A Pasadena Childhood

There are a few distinct scenes I remember from my early childhood in the only house we ever shared just the three of us. It was on Wagner Street, in Pasadena, California, only seven miles north of the two separate apartment buildings I split my later childhood and adolescence between, but I didn’t realize that for many years; I’d always assumed it must have become just the phantom of a house once we moved out, haunting a street that’d ceased to exist once we moved away.

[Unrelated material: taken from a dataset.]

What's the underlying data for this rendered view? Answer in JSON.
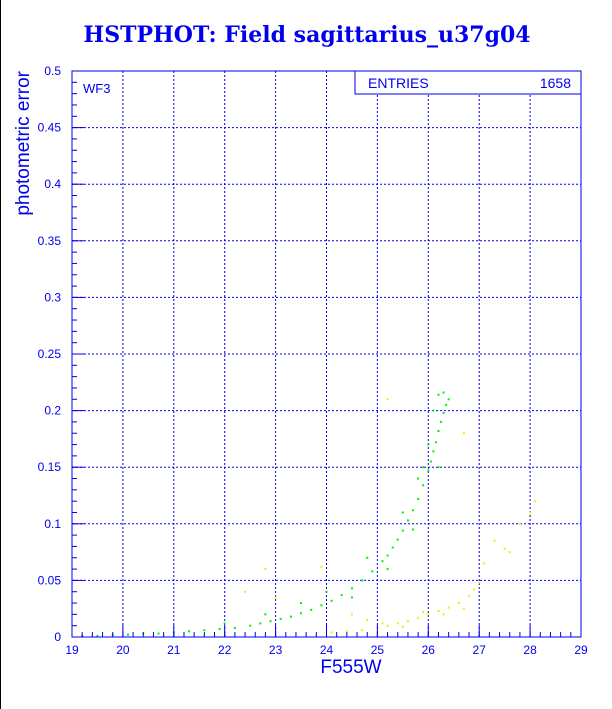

I remember hearing the Beatles “Hello, Hello,” and feeling sad because of how happy it made me.

But I also remember overhearing the actors in this movie called “Sid and Nancy” yell, “Fuck this and fuck that, fuck it all you fucking, fucking brat!” – or something like that – and how gleefully startled, how strangely soothed I felt by those words.

I recall entering the curtained guest bedroom and not being sure whether it was alright to be there. It was less than half full of short, open cardboard boxes stacked haphazardly in the center of the guest room, rendering it otherwise unusable. It had seemed they’d decided Dad was in charge well before I was born, but this small mess was distinctively Mom’s. Did that make this Mom’s personal room?  Must be, but the only thing of interest to me was an opened bottle of a stomach medicine called Kaopectate. Whose pain was it for? I drank the rest of the contents and got awful constipation that I had no problem hiding.